Leaving Texas and Into New Mexico


I know my life has changed so much in so little time. I know I love Sonoma and love the fact that I can walk to the grocery store and so many other places. I find I am walking more and more each day. The weather here is not as hot as Texas but quite nice and sunny. I love the fact I live so close to the Plaza which is where a great deal of the bars and restaurants in town are. I love the fact that Duchess favorite dog bakery is in the plaza as well. I feel very much at home in Sonoma and I am now starting to meet so many wonderful people. I am looking forward to see what will come. I know my Diabetes had some major blows when I first made it to Sonoma.



I had been using a Verio IQ for several months. One night I was feeling off so I tested it said I was 165 but I really felt like it was oddly low. So I continued to check but my blood sugar seemed to stay between 170-150 range. I kept watching it because it seemed odd. John was working that night so I knew it would just be Duchess and I tonight at home. Duchess kept alerting but every time I tested it was in that range. I know my CGM was showing I was lower in the 70's so I was not sure what was going on. So I left things alone. I know I remember reading a book and that was the last thing I remember that night. I remember waking up to John holding me up against the bed. He said to me you just had a seizure. I guess when John came home Duchess alerted him that something was wrong he ran to the bedroom and found me in a very incoherent state. Then I started to seize. John grabbed the glucagon and injected me. Then he grabbed my meter and tested it said I was 125 he knew that could not be. So he grabbed his meter it read LOW. So my meter was over a hundred points off. If I had know I was low I would have treated it but since my meter was saying other wise I didn't react.

                                                                

I know I am very upset that I had a seizure because of the meter being off and it brings back the fact that meters need to be more accurate especially since we all rely on them being accurate. I know after that experience I will never again use a Verio meter. I am back to using my old one touch meter which seems to be accurate. I have learned some lessons from this experience. I know now I am now battling to keep seizures at bay not because I didnt test but because my meter was wrong. I also know if my blood sugar had been slightly higher most likely I would have check with my back up meter. I know times like these I am grateful to have Duchess and John around. I also felt incredibly guilty because I didn't realize sooner that my meter had an issue. I know I felt overwhelmed with sadness and guilt over what happened and John assured me that it was not my fault. I know now I am working very hard to keep seizures as bay but the next couple of months will carry more risks of seizures.

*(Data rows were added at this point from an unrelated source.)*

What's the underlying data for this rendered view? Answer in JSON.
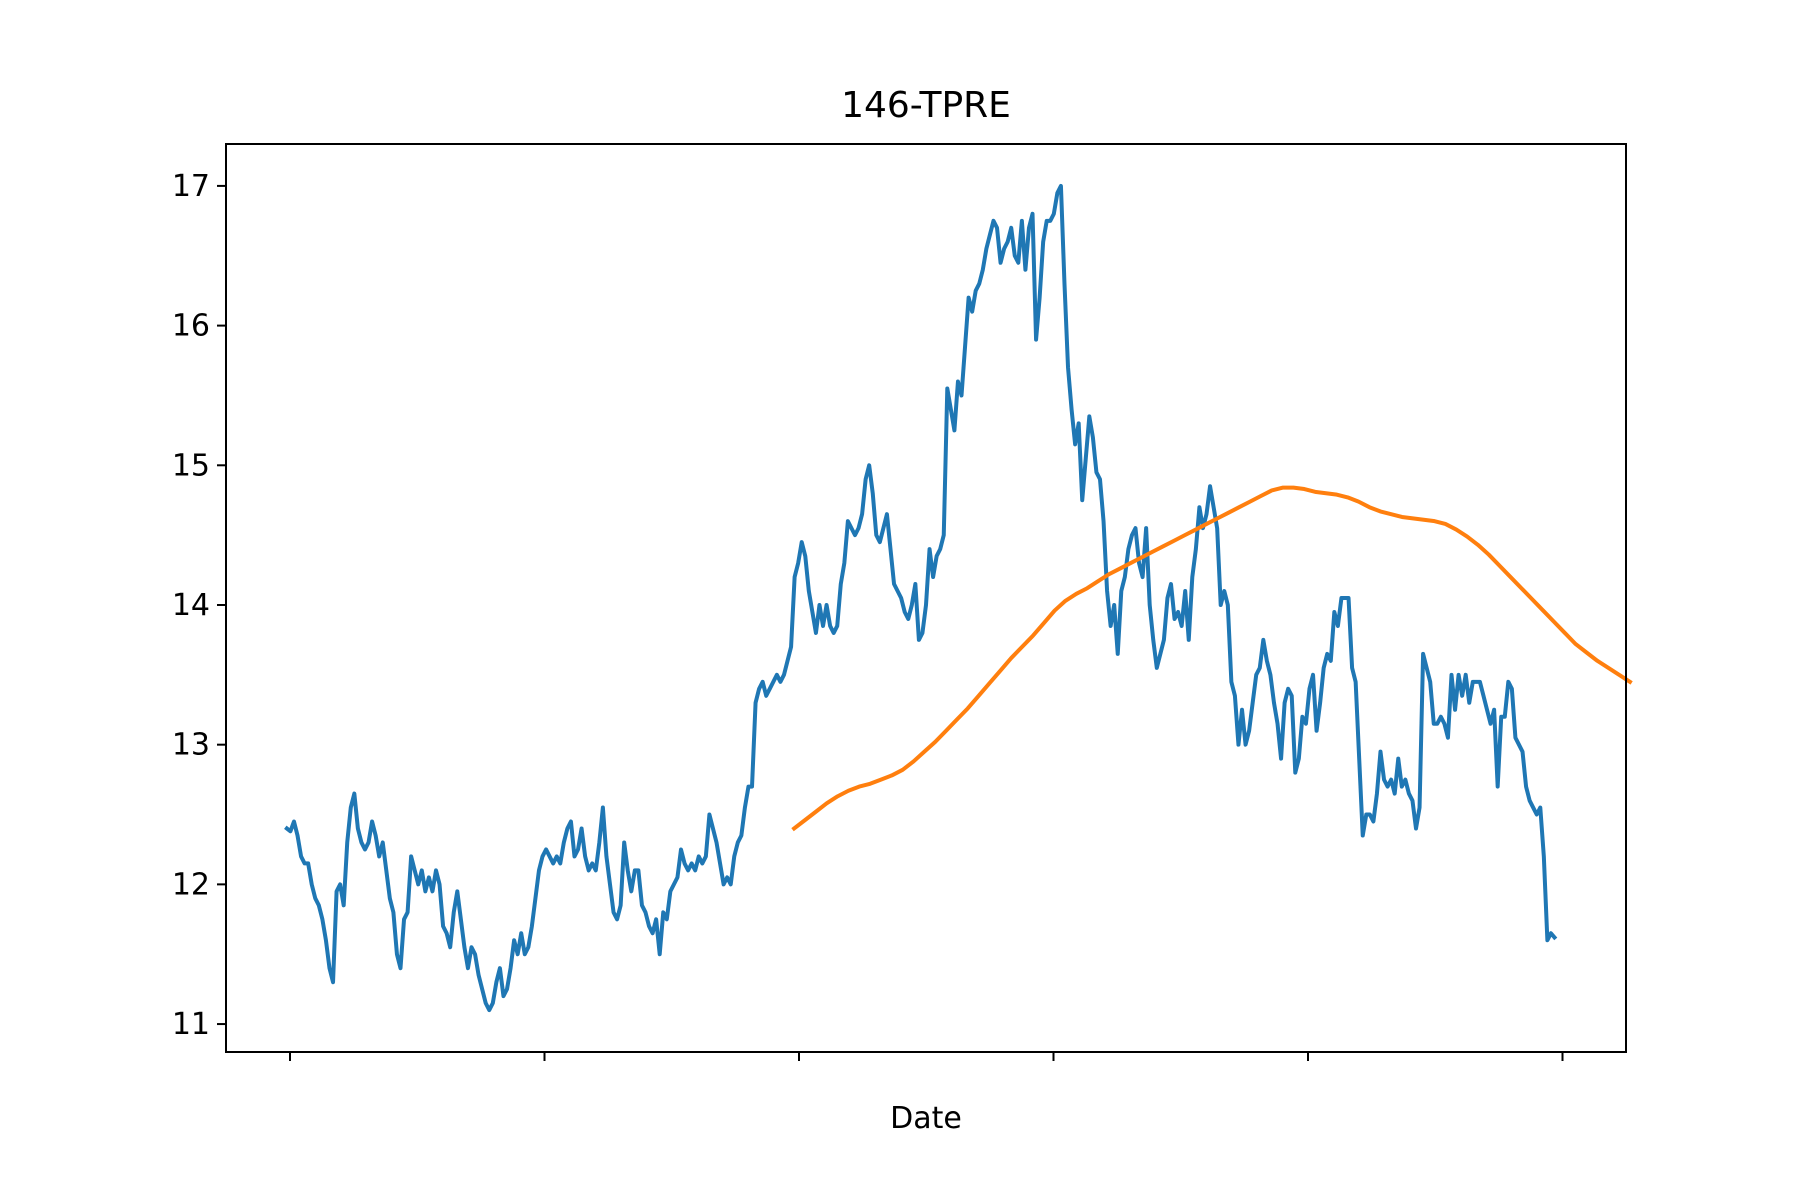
{
  "chart_data": {
    "type": "line",
    "title": "146-TPRE",
    "xlabel": "Date",
    "ylabel": "",
    "grid": false,
    "legend": "none",
    "x_tick_labels": [
      "",
      "",
      "",
      "",
      "",
      ""
    ],
    "yticks": [
      11,
      12,
      13,
      14,
      15,
      16,
      17
    ],
    "ylim": [
      10.8,
      17.3
    ],
    "xlim": [
      -12,
      264
    ],
    "colors": {
      "price": "#1f77b4",
      "moving_average": "#ff7f0e"
    },
    "series": [
      {
        "key": "price",
        "values": [
          12.4,
          12.38,
          12.45,
          12.35,
          12.2,
          12.15,
          12.15,
          12.0,
          11.9,
          11.85,
          11.75,
          11.6,
          11.4,
          11.3,
          11.95,
          12.0,
          11.85,
          12.3,
          12.55,
          12.65,
          12.4,
          12.3,
          12.25,
          12.3,
          12.45,
          12.35,
          12.2,
          12.3,
          12.1,
          11.9,
          11.8,
          11.5,
          11.4,
          11.75,
          11.8,
          12.2,
          12.1,
          12.0,
          12.1,
          11.95,
          12.05,
          11.95,
          12.1,
          12.0,
          11.7,
          11.65,
          11.55,
          11.8,
          11.95,
          11.75,
          11.55,
          11.4,
          11.55,
          11.5,
          11.35,
          11.25,
          11.15,
          11.1,
          11.15,
          11.3,
          11.4,
          11.2,
          11.25,
          11.4,
          11.6,
          11.5,
          11.65,
          11.5,
          11.55,
          11.7,
          11.9,
          12.1,
          12.2,
          12.25,
          12.2,
          12.15,
          12.2,
          12.15,
          12.3,
          12.4,
          12.45,
          12.2,
          12.25,
          12.4,
          12.2,
          12.1,
          12.15,
          12.1,
          12.3,
          12.55,
          12.2,
          12.0,
          11.8,
          11.75,
          11.85,
          12.3,
          12.1,
          11.95,
          12.1,
          12.1,
          11.85,
          11.8,
          11.7,
          11.65,
          11.75,
          11.5,
          11.8,
          11.75,
          11.95,
          12.0,
          12.05,
          12.25,
          12.15,
          12.1,
          12.15,
          12.1,
          12.2,
          12.15,
          12.2,
          12.5,
          12.4,
          12.3,
          12.15,
          12.0,
          12.05,
          12.0,
          12.2,
          12.3,
          12.35,
          12.55,
          12.7,
          12.7,
          13.3,
          13.4,
          13.45,
          13.35,
          13.4,
          13.45,
          13.5,
          13.45,
          13.5,
          13.6,
          13.7,
          14.2,
          14.3,
          14.45,
          14.35,
          14.1,
          13.95,
          13.8,
          14.0,
          13.85,
          14.0,
          13.85,
          13.8,
          13.85,
          14.15,
          14.3,
          14.6,
          14.55,
          14.5,
          14.55,
          14.65,
          14.9,
          15.0,
          14.8,
          14.5,
          14.45,
          14.55,
          14.65,
          14.4,
          14.15,
          14.1,
          14.05,
          13.95,
          13.9,
          14.0,
          14.15,
          13.75,
          13.8,
          14.0,
          14.4,
          14.2,
          14.35,
          14.4,
          14.5,
          15.55,
          15.4,
          15.25,
          15.6,
          15.5,
          15.85,
          16.2,
          16.1,
          16.25,
          16.3,
          16.4,
          16.55,
          16.65,
          16.75,
          16.7,
          16.45,
          16.55,
          16.6,
          16.7,
          16.5,
          16.45,
          16.75,
          16.4,
          16.7,
          16.8,
          15.9,
          16.2,
          16.6,
          16.75,
          16.75,
          16.8,
          16.95,
          17.0,
          16.3,
          15.7,
          15.4,
          15.15,
          15.3,
          14.75,
          15.05,
          15.35,
          15.2,
          14.95,
          14.9,
          14.6,
          14.1,
          13.85,
          14.0,
          13.65,
          14.1,
          14.2,
          14.4,
          14.5,
          14.55,
          14.3,
          14.2,
          14.55,
          14.0,
          13.75,
          13.55,
          13.65,
          13.75,
          14.05,
          14.15,
          13.9,
          13.95,
          13.85,
          14.1,
          13.75,
          14.2,
          14.4,
          14.7,
          14.55,
          14.65,
          14.85,
          14.7,
          14.55,
          14.0,
          14.1,
          14.0,
          13.45,
          13.35,
          13.0,
          13.25,
          13.0,
          13.1,
          13.3,
          13.5,
          13.55,
          13.75,
          13.6,
          13.5,
          13.3,
          13.15,
          12.9,
          13.3,
          13.4,
          13.35,
          12.8,
          12.9,
          13.2,
          13.15,
          13.4,
          13.5,
          13.1,
          13.3,
          13.55,
          13.65,
          13.6,
          13.95,
          13.85,
          14.05,
          14.05,
          14.05,
          13.55,
          13.45,
          12.9,
          12.35,
          12.5,
          12.5,
          12.45,
          12.65,
          12.95,
          12.75,
          12.7,
          12.75,
          12.65,
          12.9,
          12.7,
          12.75,
          12.65,
          12.6,
          12.4,
          12.55,
          13.65,
          13.55,
          13.45,
          13.15,
          13.15,
          13.2,
          13.15,
          13.05,
          13.5,
          13.25,
          13.5,
          13.35,
          13.5,
          13.3,
          13.45,
          13.45,
          13.45,
          13.35,
          13.25,
          13.15,
          13.25,
          12.7,
          13.2,
          13.2,
          13.45,
          13.4,
          13.05,
          13.0,
          12.95,
          12.7,
          12.6,
          12.55,
          12.5,
          12.55,
          12.2,
          11.6,
          11.65,
          11.62
        ],
        "x_start": 0,
        "x_step": 0.7
      },
      {
        "key": "moving_average",
        "values": [
          12.4,
          12.46,
          12.52,
          12.58,
          12.63,
          12.67,
          12.7,
          12.72,
          12.75,
          12.78,
          12.82,
          12.88,
          12.95,
          13.02,
          13.1,
          13.18,
          13.26,
          13.35,
          13.44,
          13.53,
          13.62,
          13.7,
          13.78,
          13.87,
          13.96,
          14.03,
          14.08,
          14.12,
          14.17,
          14.22,
          14.26,
          14.3,
          14.34,
          14.38,
          14.42,
          14.46,
          14.5,
          14.54,
          14.58,
          14.62,
          14.66,
          14.7,
          14.74,
          14.78,
          14.82,
          14.84,
          14.84,
          14.83,
          14.81,
          14.8,
          14.79,
          14.77,
          14.74,
          14.7,
          14.67,
          14.65,
          14.63,
          14.62,
          14.61,
          14.6,
          14.58,
          14.54,
          14.49,
          14.43,
          14.36,
          14.28,
          14.2,
          14.12,
          14.04,
          13.96,
          13.88,
          13.8,
          13.72,
          13.66,
          13.6,
          13.55,
          13.5,
          13.45
        ],
        "x_start": 100,
        "x_step": 2.14
      }
    ]
  }
}
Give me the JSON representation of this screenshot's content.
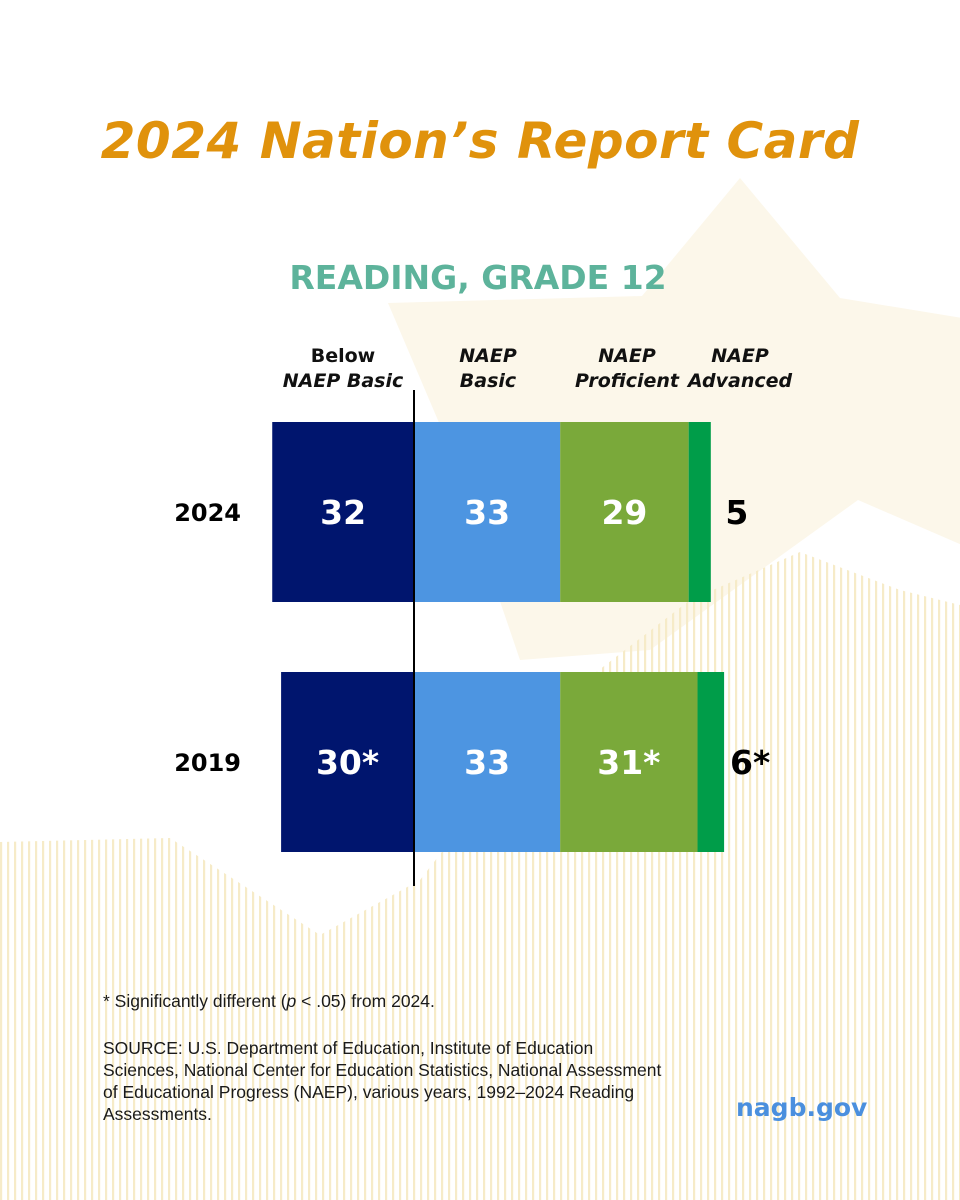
{
  "header": {
    "title": "2024 Nation’s Report Card",
    "subtitle": "READING, GRADE 12"
  },
  "chart_data": {
    "type": "bar",
    "orientation": "horizontal",
    "stacked": true,
    "categories": [
      "2024",
      "2019"
    ],
    "level_headers": [
      [
        "Below",
        "NAEP Basic"
      ],
      [
        "NAEP",
        "Basic"
      ],
      [
        "NAEP",
        "Proficient"
      ],
      [
        "NAEP",
        "Advanced"
      ]
    ],
    "series": [
      {
        "values": [
          32,
          30
        ],
        "labels": [
          "32",
          "30*"
        ],
        "color": "#00156E",
        "label_color": "#ffffff"
      },
      {
        "values": [
          33,
          33
        ],
        "labels": [
          "33",
          "33"
        ],
        "color": "#4D95E1",
        "label_color": "#ffffff"
      },
      {
        "values": [
          29,
          31
        ],
        "labels": [
          "29",
          "31*"
        ],
        "color": "#7AA93A",
        "label_color": "#ffffff"
      },
      {
        "values": [
          5,
          6
        ],
        "labels": [
          "5",
          "6*"
        ],
        "color": "#009D49",
        "label_color": "#000000"
      }
    ],
    "baseline": "boundary between Below NAEP Basic and NAEP Basic",
    "grid": false,
    "legend": "column headers above bars"
  },
  "footer": {
    "footnote_prefix": "* Significantly different (",
    "footnote_p": "p",
    "footnote_suffix": " < .05) from 2024.",
    "source": "SOURCE: U.S. Department of Education, Institute of Education Sciences, National Center for Education Statistics, National Assessment of Educational Progress (NAEP), various years, 1992–2024 Reading Assessments.",
    "site": "nagb.gov"
  },
  "colors": {
    "title": "#E0920C",
    "subtitle": "#5DB39B",
    "site": "#4A8FDE",
    "star_fill": "#FCF7EA",
    "stripe": "#F6EBC8"
  }
}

I know I will always struggle with things but I am also so pleased that Duchess loves living in Sonoma as much as me. I know I am hoping that our life will be better here and so far it has really been so much less stressful so far. I know I feel better than I have in a long time. I will be trying to blog more as I can in between searching for jobs and settling into my new life. Thank you again for your patience while I took a break from the blog.